I recovered slightly then decided to contact Matt, an ex-boyfriend, and see if he could rearrange my flight tickets at his travel agents. I still have that message on my phone: “Hi. I’m going back to Japan soon as possible. Now I nearly died. Can I change my fright to Japan,” (Sic – it was hard to see all the spelling as the tears ran down my face).

 

Matt sent me a reply: “I hope you are OK xxx I can change your flight to Sydney but not Japan.”

 

But right then I didn’t want to go to Sydney; I wanted to go home, so I cried again. I sent a text to David, my other English ex: “Watch the news!” David replied sweetly, but I couldn’t reply to him or Matt.
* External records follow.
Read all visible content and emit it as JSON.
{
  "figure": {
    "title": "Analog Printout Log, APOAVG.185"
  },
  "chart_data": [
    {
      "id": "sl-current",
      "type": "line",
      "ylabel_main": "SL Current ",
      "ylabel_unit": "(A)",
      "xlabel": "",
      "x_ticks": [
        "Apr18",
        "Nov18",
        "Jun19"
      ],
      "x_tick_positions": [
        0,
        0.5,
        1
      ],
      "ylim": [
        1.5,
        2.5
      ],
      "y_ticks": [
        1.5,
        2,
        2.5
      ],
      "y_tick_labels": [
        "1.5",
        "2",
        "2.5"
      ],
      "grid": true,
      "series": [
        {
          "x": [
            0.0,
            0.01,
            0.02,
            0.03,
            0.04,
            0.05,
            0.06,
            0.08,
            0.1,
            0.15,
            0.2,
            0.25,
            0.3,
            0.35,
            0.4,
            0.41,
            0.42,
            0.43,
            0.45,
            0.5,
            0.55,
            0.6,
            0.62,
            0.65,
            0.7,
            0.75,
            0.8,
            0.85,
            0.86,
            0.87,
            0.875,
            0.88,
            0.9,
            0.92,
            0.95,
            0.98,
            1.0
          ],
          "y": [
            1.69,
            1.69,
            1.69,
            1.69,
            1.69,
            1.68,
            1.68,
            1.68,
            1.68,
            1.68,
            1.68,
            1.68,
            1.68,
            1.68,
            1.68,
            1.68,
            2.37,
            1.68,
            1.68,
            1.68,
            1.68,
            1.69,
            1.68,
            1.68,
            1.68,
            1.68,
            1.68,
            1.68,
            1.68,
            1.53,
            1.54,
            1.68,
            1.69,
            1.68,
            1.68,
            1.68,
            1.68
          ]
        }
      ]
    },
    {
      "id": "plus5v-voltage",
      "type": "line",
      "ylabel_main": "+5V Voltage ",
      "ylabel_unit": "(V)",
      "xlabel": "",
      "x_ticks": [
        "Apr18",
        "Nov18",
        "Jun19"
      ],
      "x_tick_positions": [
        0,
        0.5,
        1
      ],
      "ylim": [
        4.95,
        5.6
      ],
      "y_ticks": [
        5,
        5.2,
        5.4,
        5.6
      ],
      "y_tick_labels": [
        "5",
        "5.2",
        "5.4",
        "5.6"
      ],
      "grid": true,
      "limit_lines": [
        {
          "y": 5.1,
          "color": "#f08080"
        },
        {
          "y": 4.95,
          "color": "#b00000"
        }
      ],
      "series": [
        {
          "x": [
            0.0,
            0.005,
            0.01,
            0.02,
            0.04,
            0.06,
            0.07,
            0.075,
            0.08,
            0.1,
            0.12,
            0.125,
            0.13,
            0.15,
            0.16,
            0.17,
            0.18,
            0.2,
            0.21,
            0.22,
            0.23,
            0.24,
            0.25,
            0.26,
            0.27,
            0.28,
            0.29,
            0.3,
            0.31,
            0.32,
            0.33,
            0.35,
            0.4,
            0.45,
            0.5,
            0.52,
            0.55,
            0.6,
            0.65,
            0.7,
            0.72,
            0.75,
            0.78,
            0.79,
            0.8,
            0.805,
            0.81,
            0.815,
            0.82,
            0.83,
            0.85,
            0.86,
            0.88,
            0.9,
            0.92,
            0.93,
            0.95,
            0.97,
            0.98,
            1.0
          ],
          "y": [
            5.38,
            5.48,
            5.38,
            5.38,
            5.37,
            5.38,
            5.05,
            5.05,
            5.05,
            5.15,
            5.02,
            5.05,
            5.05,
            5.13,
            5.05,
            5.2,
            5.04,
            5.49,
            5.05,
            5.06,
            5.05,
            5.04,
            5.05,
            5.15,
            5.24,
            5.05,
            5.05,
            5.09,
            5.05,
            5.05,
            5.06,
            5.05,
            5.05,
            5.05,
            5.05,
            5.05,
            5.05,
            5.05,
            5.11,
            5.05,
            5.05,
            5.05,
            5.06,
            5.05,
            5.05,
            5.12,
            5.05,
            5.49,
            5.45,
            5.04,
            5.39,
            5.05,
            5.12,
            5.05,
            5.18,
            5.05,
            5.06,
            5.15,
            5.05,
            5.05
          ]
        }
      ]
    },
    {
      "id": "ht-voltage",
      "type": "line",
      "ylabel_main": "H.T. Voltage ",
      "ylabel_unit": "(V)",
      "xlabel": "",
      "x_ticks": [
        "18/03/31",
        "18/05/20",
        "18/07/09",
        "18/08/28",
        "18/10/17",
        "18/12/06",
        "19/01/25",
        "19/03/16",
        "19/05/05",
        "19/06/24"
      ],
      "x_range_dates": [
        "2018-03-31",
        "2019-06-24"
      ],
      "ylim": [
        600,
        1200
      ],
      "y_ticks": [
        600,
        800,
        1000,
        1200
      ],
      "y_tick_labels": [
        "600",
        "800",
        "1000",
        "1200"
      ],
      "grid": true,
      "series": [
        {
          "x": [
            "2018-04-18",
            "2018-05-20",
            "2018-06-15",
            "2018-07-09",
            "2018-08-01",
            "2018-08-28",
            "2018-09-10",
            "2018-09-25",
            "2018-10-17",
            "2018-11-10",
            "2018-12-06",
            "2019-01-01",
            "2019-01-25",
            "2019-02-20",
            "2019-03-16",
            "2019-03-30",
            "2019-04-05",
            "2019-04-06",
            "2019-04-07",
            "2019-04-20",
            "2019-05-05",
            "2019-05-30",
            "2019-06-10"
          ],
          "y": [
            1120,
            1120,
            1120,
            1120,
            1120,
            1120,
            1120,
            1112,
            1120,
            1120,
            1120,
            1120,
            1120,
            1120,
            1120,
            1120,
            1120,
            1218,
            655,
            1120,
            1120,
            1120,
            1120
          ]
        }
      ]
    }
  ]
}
I had run out of credit on my pay-as-you-go mobile.

 

We went back to watching the events on television then went out onto the hotel veranda, whose large windows looked out on the back of the Taj, so we could see what if anything was going on. I was reassured when I looked down onto the street below. By now Mereweather Road had a wall of Indian troops armed with rifles and facing towards the Taj, so it seemed that we were protected.

 

However, across the road, the silhouettes crossing the lit up windows of the Taj portrayed a tragic story. I took some pictures with my camera. They showed scores of people running down the stairwells from the higher floors.

 

Many were making their way to Chambers, the Taj business centre, and by 3am 300 guests cowered inside the centre as staff handed out blankets and water. Later, advised by the staff, groups of ten people began making a break for safety through the maze of service corridors.  Nevertheless as they ran down the very narrow corridors, suddenly there were shots very, very close and the groups divided in panic some continuing on whilst others turned back in panic.

 

I wished those people the luck that I had had. We heard shooting coming from inside the hotel and concluded that either the army were chasing down the gunmen or that another bloody massacre of innocent civilians was taking place. Looking at the soldiers down below whom by now were casually standing at ease, and laughing and joking with each other, I assumed that the troops must be winning.

 

Transfixed by the battle in the Taj and the constant television reports, I stayed on the veranda until 5am. Utterly drained by the night’s traumas, I went to bed and straight to sleep.